Governor Tom Wolf has announced the creation of a “Ready to Start” task force focused on informing the strategy to address health, human services, and education policy for infants and toddlers ages zero to three.
“The environment in which babies live and learn in their first three years has an enormous impact on their cognitive, social, and emotional development,” Governor Wolf said. “The task force’s goal is to identify programs and policies to help infants and children age zero to three get a strong, focused beginning toward a healthy, happy, fulfilling life here in the commonwealth.”
The Ready to Start Task Force will identify key themes and options informed by stakeholder engagement and analysis of current programming to inform future policy recommendations and an implementation plan with emphasis on three guiding principles: 1) Improving health outcomes of infants, toddlers, and their families; 2) Strengthening the home environment for infants, toddlers, and their families; and 3) Preparing infants and toddlers for future school success.

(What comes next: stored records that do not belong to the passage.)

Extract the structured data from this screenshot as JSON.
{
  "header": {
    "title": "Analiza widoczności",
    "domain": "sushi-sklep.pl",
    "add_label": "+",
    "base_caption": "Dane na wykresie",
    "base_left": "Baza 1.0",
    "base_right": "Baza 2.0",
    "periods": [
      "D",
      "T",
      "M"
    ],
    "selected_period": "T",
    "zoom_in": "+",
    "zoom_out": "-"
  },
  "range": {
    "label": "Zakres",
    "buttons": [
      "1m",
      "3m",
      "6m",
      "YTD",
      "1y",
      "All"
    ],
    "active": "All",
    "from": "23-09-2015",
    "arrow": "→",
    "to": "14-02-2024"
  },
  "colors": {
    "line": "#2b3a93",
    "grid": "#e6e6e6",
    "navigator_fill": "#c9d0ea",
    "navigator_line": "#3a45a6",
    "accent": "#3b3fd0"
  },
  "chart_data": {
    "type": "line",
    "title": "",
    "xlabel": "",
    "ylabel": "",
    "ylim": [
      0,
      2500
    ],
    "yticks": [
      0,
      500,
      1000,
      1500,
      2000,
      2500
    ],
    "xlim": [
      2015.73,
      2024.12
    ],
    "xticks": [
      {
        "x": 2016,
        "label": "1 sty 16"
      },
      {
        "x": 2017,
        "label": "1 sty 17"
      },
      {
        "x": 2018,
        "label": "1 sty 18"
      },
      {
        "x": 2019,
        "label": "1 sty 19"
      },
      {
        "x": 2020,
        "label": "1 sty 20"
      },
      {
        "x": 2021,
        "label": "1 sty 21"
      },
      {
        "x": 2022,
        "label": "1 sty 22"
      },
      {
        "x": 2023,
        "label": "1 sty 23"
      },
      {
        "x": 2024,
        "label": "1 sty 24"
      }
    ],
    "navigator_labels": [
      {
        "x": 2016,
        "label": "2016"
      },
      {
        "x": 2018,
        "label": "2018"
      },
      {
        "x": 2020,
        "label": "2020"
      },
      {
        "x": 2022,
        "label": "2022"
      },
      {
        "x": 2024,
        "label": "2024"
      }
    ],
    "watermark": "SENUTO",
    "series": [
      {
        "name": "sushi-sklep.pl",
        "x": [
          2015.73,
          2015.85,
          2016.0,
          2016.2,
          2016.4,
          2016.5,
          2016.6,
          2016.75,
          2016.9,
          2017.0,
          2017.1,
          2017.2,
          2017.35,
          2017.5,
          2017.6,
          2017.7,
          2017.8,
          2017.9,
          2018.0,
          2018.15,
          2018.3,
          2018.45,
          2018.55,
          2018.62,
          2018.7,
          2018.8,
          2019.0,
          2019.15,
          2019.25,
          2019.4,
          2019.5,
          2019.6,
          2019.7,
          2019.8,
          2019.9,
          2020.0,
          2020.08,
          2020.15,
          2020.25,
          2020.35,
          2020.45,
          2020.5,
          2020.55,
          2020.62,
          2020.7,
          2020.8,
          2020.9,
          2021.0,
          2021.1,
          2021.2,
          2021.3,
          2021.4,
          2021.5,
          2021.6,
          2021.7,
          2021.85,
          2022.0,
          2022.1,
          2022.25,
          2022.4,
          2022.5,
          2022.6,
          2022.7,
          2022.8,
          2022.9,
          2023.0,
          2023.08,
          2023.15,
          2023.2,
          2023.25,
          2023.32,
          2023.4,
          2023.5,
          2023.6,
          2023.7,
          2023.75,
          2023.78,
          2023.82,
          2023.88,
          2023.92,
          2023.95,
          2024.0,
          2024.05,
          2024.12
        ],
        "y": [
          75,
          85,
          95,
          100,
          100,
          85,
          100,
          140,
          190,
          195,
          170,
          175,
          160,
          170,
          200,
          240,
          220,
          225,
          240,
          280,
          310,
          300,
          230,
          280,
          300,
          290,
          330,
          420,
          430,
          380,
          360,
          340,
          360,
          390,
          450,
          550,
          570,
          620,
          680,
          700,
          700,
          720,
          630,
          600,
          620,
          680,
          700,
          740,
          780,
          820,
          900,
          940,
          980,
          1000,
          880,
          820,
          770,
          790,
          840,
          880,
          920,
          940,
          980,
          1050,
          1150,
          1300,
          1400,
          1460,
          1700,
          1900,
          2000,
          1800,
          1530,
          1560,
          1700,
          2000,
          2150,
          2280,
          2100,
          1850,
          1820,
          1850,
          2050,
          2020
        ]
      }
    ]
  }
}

The Ready to Start Task Force will host six listening sessions, led by professionals with a focus on early learning and child development, in October and November. The intention is to gather information and insight and to look at current and possible strategies to help the youngest Pennsylvanians.
“We have strong research showing that the support families receive during early childhood can lay the foundation for a child’s future health outcomes and success in adulthood,” said David Rubin, MD, one of the six Ready to Start co-chairs and the director of Population Health Innovation and Policy at Children’s Hospital of Philadelphia. “I’m proud that our state is prioritizing developing an action plan to improve the health of Pennsylvania’s youngest residents, and I look forward to working with my fellow co-chairs to see it through.”
Research shows that supporting the well-being of children through nutrition and health care supports, positive caregiver relationships, and high-quality early learning opportunities in the first three years of life sets them up for lifelong success. And children who receive high-quality early learning and care perform better in school, graduate at higher rates, and earn more throughout their lives compared to their peers.
The Ready to Start Task Force will share findings and options with the governor in January 2019, including a review of existing programs and initiatives.